Шумная ватага разбежалась. Я остался с ним один; мне стало жаль его. Я знал, что Скуляков беден, что у него не было никого, кроме старухи-матери, которая жила далеко от Петербурга в своей деревеньке; что в Петербурге у него был только один знакомый, к которому он ходил по праздникам, и то изредка.
— Отчего же ты не пойдешь к своему знакомому? — спросил я. — Разве ты не можешь прожить у него до тех пор, покуда пришлют за тобой из деревни?
— Он уехал из Петербурга, — отвечал Скуляков, видимо недовольный моими вопросами.
— Послушай, Скуляков, — сказал я, — я прошу тебя, сделай одолжение, поедем ко мне. Все наши будут тебе рады… Все-таки до отъезда в деревню тебе лучше и веселее будет прожить у нас, чем оставаться здесь одному в пансионе.
И я с горячностью протянул ему руку. Скуляков пожал ее и взглянул на меня.
— Нет, спасибо, — отвечал он, — я не хочу быть никому в тягость… я не могу, брат…
Я не совсем тогда хорошо понимал значение слов: "быть в тягость", и деликатность натуры этого человека, которого звали костоломом, казалась мне только упрямством. Я стал еще сильнее уговаривать его.

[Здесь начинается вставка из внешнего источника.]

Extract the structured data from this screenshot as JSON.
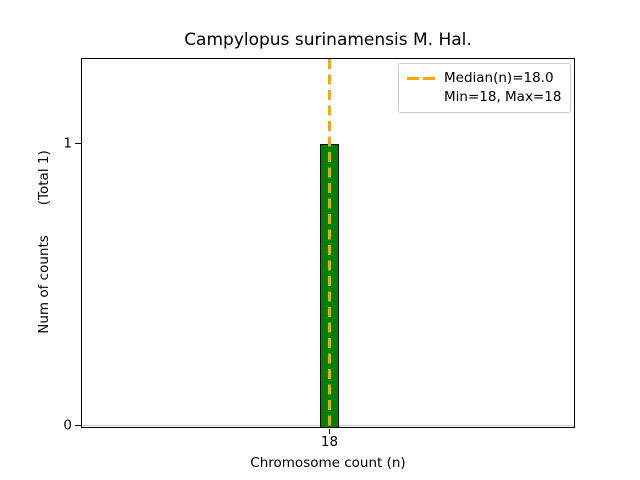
{
  "chart_data": {
    "type": "bar",
    "title": "Campylopus surinamensis M. Hal.",
    "xlabel": "Chromosome count (n)",
    "ylabel": "Num of counts",
    "ylabel_suffix": "(Total 1)",
    "categories": [
      "18"
    ],
    "values": [
      1
    ],
    "x_ticks": [
      "18"
    ],
    "y_ticks": {
      "zero": "0",
      "one": "1"
    },
    "ylim": [
      0,
      1.3
    ],
    "xlim_note": "single bin centered on 18",
    "grid": false,
    "legend_position": "upper right",
    "legend": [
      {
        "handle": "orange-dashed-line",
        "label": "Median(n)=18.0"
      },
      {
        "handle": "none",
        "label": "Min=18, Max=18"
      }
    ],
    "stats": {
      "median_n": 18.0,
      "min": 18,
      "max": 18,
      "total_counts": 1
    },
    "colors": {
      "bar_fill": "#008000",
      "bar_edge": "#000000",
      "median_line": "#ffa500",
      "zero_baseline": "#c8c8c8",
      "legend_border": "#cccccc",
      "spine": "#000000",
      "text": "#000000"
    }
  }
}
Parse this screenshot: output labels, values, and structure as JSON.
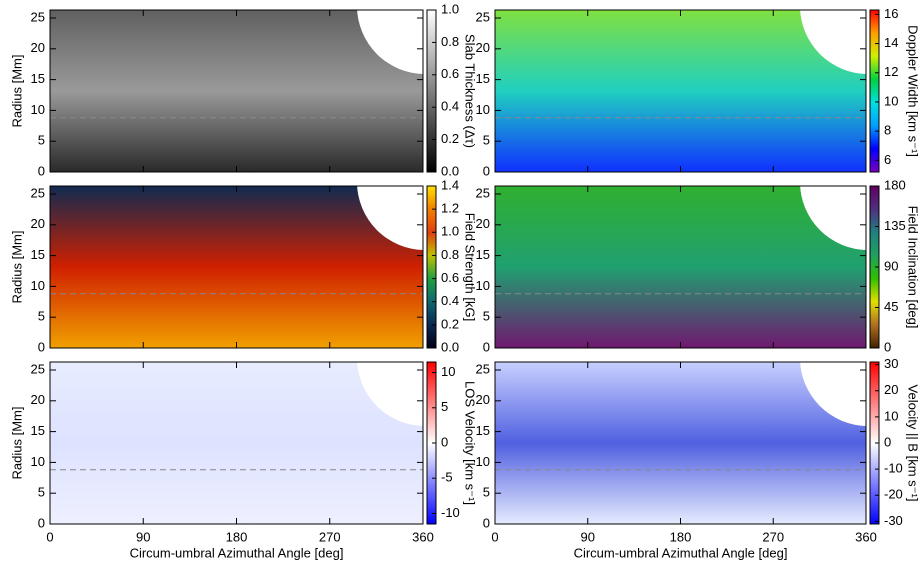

— Нет, уж ты лучше и не говори, — перебил он меня, — я не поеду; я уж сказал, я останусь… Спасибо тебе. Прощай! Будь счастлив…
В его голосе, обыкновенно грубом, было в эту минуту столько мягкости и задушевности, что я не мог удержаться от слез. Мне вдруг в первый раз стало совестно, что я во все время вместе с другими товарищами, и может быть более других, приставал к нему и смеялся над ним.
— Прости меня за прошлое, — сказал я, — я виноват перед тобою.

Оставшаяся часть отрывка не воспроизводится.